Following energy transport principle and fractal geometry theory, the fractal network fitted for the fluid flow transport in the blade internal passages was generated, and the fractal tree-like branching microchannel was designed as an internal cooling structure for turbine blade. In the experiment system of convection cooling for gas turbine internal microchannel, the effects of inlet Reynolds number and heating power on the Nusselt number, friction factor and enhancement heat transfer factor of air flow were investigated.
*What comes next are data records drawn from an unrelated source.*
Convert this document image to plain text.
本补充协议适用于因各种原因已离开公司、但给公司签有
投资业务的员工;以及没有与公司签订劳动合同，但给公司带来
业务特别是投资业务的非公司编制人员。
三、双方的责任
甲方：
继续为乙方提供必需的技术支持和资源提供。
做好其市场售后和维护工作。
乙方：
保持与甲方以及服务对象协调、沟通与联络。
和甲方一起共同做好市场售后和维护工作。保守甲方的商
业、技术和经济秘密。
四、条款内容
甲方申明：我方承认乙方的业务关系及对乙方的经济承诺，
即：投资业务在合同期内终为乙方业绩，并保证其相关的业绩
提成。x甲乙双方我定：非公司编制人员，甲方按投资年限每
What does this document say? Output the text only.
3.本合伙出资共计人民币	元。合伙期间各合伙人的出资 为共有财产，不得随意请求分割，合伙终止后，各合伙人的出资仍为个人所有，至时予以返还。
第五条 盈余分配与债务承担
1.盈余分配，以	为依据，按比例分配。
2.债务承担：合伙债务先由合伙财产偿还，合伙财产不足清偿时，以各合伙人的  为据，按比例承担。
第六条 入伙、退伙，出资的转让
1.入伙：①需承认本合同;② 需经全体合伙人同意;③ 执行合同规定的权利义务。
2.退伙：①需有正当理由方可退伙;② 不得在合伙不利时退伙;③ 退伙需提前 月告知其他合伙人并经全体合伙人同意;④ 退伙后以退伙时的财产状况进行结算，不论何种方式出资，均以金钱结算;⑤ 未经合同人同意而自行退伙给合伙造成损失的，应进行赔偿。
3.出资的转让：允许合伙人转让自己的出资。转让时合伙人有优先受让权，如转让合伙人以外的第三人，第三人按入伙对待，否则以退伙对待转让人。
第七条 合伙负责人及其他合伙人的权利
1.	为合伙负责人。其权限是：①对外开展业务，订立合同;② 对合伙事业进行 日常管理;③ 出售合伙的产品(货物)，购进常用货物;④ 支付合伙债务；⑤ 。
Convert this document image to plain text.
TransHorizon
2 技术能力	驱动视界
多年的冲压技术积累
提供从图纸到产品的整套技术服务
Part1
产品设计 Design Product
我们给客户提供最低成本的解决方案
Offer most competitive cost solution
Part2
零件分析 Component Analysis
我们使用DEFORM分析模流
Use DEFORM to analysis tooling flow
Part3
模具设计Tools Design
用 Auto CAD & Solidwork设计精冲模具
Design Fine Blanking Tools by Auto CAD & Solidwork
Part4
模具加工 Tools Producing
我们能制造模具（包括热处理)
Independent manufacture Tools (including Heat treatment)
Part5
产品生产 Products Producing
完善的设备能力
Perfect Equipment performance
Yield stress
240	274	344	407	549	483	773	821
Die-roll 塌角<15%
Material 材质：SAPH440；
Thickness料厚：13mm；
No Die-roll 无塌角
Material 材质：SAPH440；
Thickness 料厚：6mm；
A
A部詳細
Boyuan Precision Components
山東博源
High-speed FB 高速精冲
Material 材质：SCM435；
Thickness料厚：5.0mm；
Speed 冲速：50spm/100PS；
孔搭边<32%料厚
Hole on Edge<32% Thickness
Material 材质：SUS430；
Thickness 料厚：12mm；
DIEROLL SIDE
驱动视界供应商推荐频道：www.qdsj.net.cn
The results reveal that as Reynolds number ranges from 194 to 19 400, the average Nusselt number of air increases by 148.5%, the friction factor decreases from 0.78 to 0.009 and the maximum value of enhancement heat transfer is obtained at inlet Reynolds number=17 300. When the heating power ranges from 10 W to 110 W, the average Nusselt number reduces by about 35.9%, the friction factor changes slightly and the best enhancement heat transfer factor is observed at P=10 W. The local Nusselt numbers of the first and second level microchannel are greatly promoted by the branching structure in combination with the conjugation heat transfer effects. In comparison of the first three levels microchannels, the heat transfer performance of the last level microchannel is more obviously affected by Reynolds number and heating power.